Paul W. Downs (‘Hacks’) describes Jean Smart’s Deborah as ‘a big fish in a huge pond’ on tour in Season 2 [Exclusive Video Interview]

In the first season of HBO Max’s “Hacks,” stand-up comedian Deborah Vance, played by Emmy-winner Jean Smart, closes out her Las Vegas residency and plays her final show. “Hacks” co-creator, co-showrunner, executive producer, writer, director and co-star Paul W. Downs describes Vegas as Deborah’s “fortress,” one that the showrunners wanted to force her to leave in Season 2. Deborah hits the road to test out new material on tour in the new season, a situation that makes Deborah a “fish out of water” and “a big fish in a huge pond,” providing ample new opportunities for comedy. Watch our exclusive video interview above.

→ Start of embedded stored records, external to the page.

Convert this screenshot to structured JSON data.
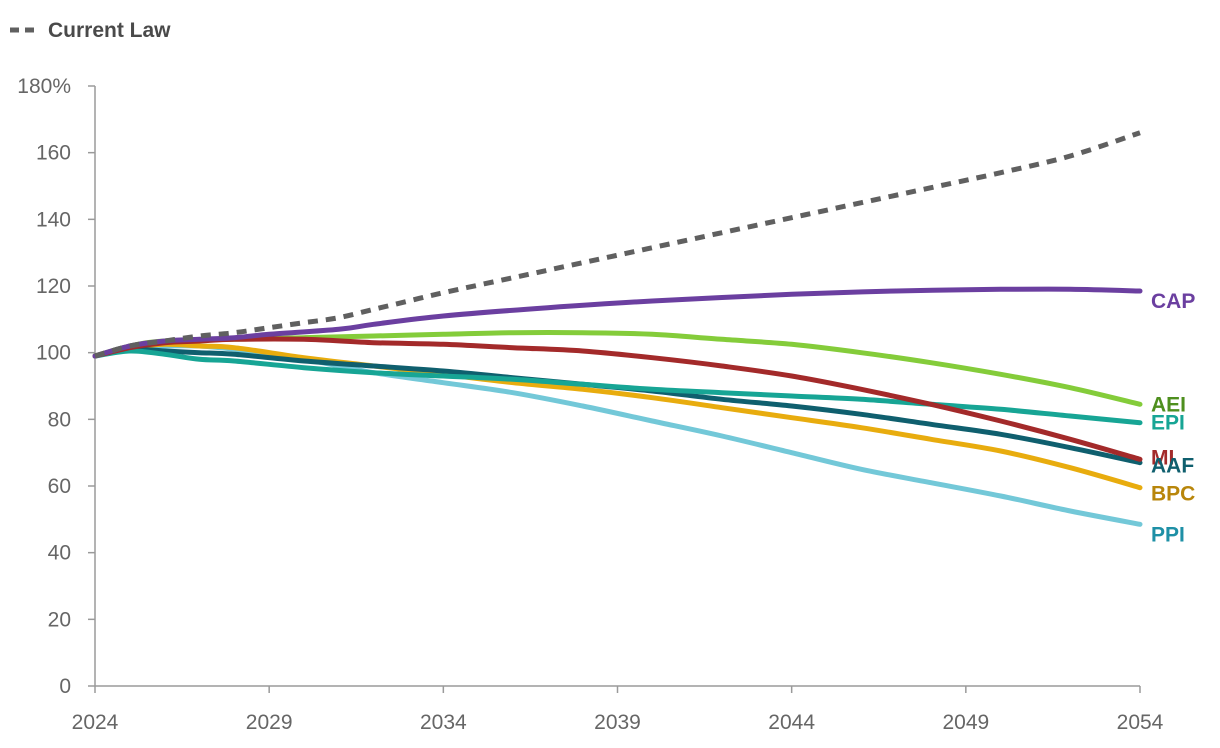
{
  "chart_data": {
    "type": "line",
    "title": "",
    "xlabel": "",
    "ylabel": "",
    "xlim": [
      2024,
      2054
    ],
    "ylim": [
      0,
      180
    ],
    "x_ticks": [
      2024,
      2029,
      2034,
      2039,
      2044,
      2049,
      2054
    ],
    "y_ticks": [
      0,
      20,
      40,
      60,
      80,
      100,
      120,
      140,
      160,
      180
    ],
    "y_tick_labels": [
      "0",
      "20",
      "40",
      "60",
      "80",
      "100",
      "120",
      "140",
      "160",
      "180%"
    ],
    "legend": {
      "position": "top-left",
      "entries": [
        "Current Law"
      ]
    },
    "grid": false,
    "series": [
      {
        "name": "Current Law",
        "color": "#606060",
        "dashed": true,
        "end_label": "",
        "x": [
          2024,
          2025,
          2026,
          2027,
          2028,
          2029,
          2030,
          2031,
          2032,
          2033,
          2034,
          2036,
          2038,
          2040,
          2042,
          2044,
          2046,
          2048,
          2050,
          2052,
          2054
        ],
        "values": [
          99,
          102,
          103.5,
          105,
          106,
          107.5,
          109,
          110.5,
          113,
          115.5,
          118,
          122.5,
          127,
          131.5,
          136,
          140.5,
          145,
          149.5,
          154,
          159,
          166
        ]
      },
      {
        "name": "CAP",
        "color": "#6b3fa0",
        "dashed": false,
        "end_label": "CAP",
        "x": [
          2024,
          2025,
          2026,
          2027,
          2028,
          2029,
          2031,
          2032,
          2034,
          2037,
          2040,
          2044,
          2047,
          2050,
          2052,
          2054
        ],
        "values": [
          99,
          102,
          103.5,
          104,
          104.5,
          105.5,
          107,
          108.5,
          111,
          113.5,
          115.5,
          117.5,
          118.5,
          119,
          119,
          118.5
        ]
      },
      {
        "name": "AEI",
        "color": "#84cc3a",
        "dashed": false,
        "end_label": "AEI",
        "label_color": "#4e8f1e",
        "x": [
          2024,
          2025,
          2026,
          2028,
          2030,
          2032,
          2034,
          2036,
          2038,
          2040,
          2042,
          2044,
          2046,
          2048,
          2050,
          2052,
          2054
        ],
        "values": [
          99,
          102,
          103.5,
          104,
          104.5,
          105,
          105.5,
          106,
          106,
          105.5,
          104,
          102.5,
          100,
          97,
          93.5,
          89.5,
          84.5
        ]
      },
      {
        "name": "EPI",
        "color": "#17a595",
        "dashed": false,
        "end_label": "EPI",
        "x": [
          2024,
          2025,
          2026,
          2027,
          2028,
          2030,
          2032,
          2034,
          2036,
          2038,
          2040,
          2042,
          2044,
          2046,
          2048,
          2050,
          2052,
          2054
        ],
        "values": [
          99,
          100.5,
          99.5,
          98,
          97.5,
          95.5,
          94,
          93,
          92,
          90.5,
          89,
          88,
          87,
          86,
          84.5,
          83,
          81,
          79
        ]
      },
      {
        "name": "MI",
        "color": "#a32a2a",
        "dashed": false,
        "end_label": "MI",
        "x": [
          2024,
          2025,
          2026,
          2027,
          2028,
          2030,
          2032,
          2034,
          2036,
          2038,
          2040,
          2042,
          2044,
          2046,
          2048,
          2050,
          2052,
          2054
        ],
        "values": [
          99,
          101.5,
          103,
          103.5,
          104,
          104,
          103,
          102.5,
          101.5,
          100.5,
          98.5,
          96,
          93,
          89,
          84.5,
          79.5,
          74,
          68
        ]
      },
      {
        "name": "AAF",
        "color": "#0f5f6e",
        "dashed": false,
        "end_label": "AAF",
        "x": [
          2024,
          2025,
          2026,
          2027,
          2028,
          2030,
          2032,
          2034,
          2036,
          2038,
          2040,
          2042,
          2044,
          2046,
          2048,
          2050,
          2052,
          2054
        ],
        "values": [
          99,
          101,
          100.5,
          100,
          99.5,
          97.5,
          96,
          94.5,
          92.5,
          90.5,
          88.5,
          86,
          84,
          81.5,
          78.5,
          75.5,
          71.5,
          67
        ]
      },
      {
        "name": "BPC",
        "color": "#e8ac0e",
        "dashed": false,
        "end_label": "BPC",
        "label_color": "#b8860b",
        "x": [
          2024,
          2025,
          2026,
          2027,
          2028,
          2030,
          2032,
          2034,
          2036,
          2038,
          2040,
          2042,
          2044,
          2046,
          2048,
          2050,
          2052,
          2054
        ],
        "values": [
          99,
          101.5,
          102.5,
          102,
          101.5,
          98.5,
          96,
          93.5,
          91,
          89,
          86.5,
          83.5,
          80.5,
          77.5,
          74,
          70.5,
          65.5,
          59.5
        ]
      },
      {
        "name": "PPI",
        "color": "#73c8d8",
        "dashed": false,
        "end_label": "PPI",
        "label_color": "#1e90a6",
        "x": [
          2024,
          2025,
          2026,
          2027,
          2028,
          2030,
          2032,
          2034,
          2036,
          2038,
          2040,
          2042,
          2044,
          2046,
          2048,
          2050,
          2052,
          2054
        ],
        "values": [
          99,
          101.5,
          102,
          102,
          101,
          98,
          94,
          91,
          88,
          84,
          79.5,
          75,
          70,
          65,
          61,
          57,
          52.5,
          48.5
        ]
      }
    ]
  }
}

At its heart, “Hacks” is about the tumultuous relationship between Deborah and her writer Ava (Hannah Einbinder), a relationship the series makes even more complicated in its second season. Downs says the new episodes “allowed us to really evolve their relationship and deepen what we see between them.” Confining the two characters in a car and a tour bus as they travel cross-country, Downs explains, is a “crash course to get to know each other better” and “be vulnerable with each other.” “They really need each other, especially when they’re out in the middle of nowhere,” he adds.

WATCH our exclusive video interview with Emmy-nominee Carl Clemons-Hopkins about “Hacks” Season 2

Downs directed two of the eight episodes in the new season, and his choice of which episodes to helm behind the camera boils down to the logistics of the shoot schedule. Since Downs stars on the series as Deborah’s manager Jimmy, he occasionally has to direct an episode in which he stars. “All power to the actors who direct themselves,” he says, sharing that he prefers to direct ones in which he has little screen time. His experience in front of the camera does help when he directs: “I’m so lucky that I know what it’s like to get direction,” Downs notes, adding that as a performer he knows how to convey that “music and that rhythm and that timing” of a joke just right.

On screen, Downs’ character Jimmy handles a lot of headaches, from his lovably incompetent assistant Kayla (Meg Stalter) to missteps from clients like Ava. Downs thinks Jimmy copes by doing “a lot of self-soothing,” and since he’s an Los Angeles baby that probably entails “a lot of acupuncture. He gets a massage every now and again, he does a ton of therapy.” Downs describes his frequent scene partner Stalter as a “live wire,” and he and fellow writers Lucia Aniello and Jen Statsky “write toward her strengths” as a performer.

For the first season, Downs won the Emmy for writing along with Aniello and Statsky. He describes that experience as “so surreal,” revealing that although they had a little comedic bit planned if they were to win the trophy, they were “honestly shocked” by the result. Looking back on that win now, he says the victory is “so gratifying” and he feels like they’re “cheating that we are writers and we are writing about two comedy writers.” As for his favorite episode from the new season, Downs has a hard time deciding between the season premiere and the season finale, the latter of which features “a lot of great turns.”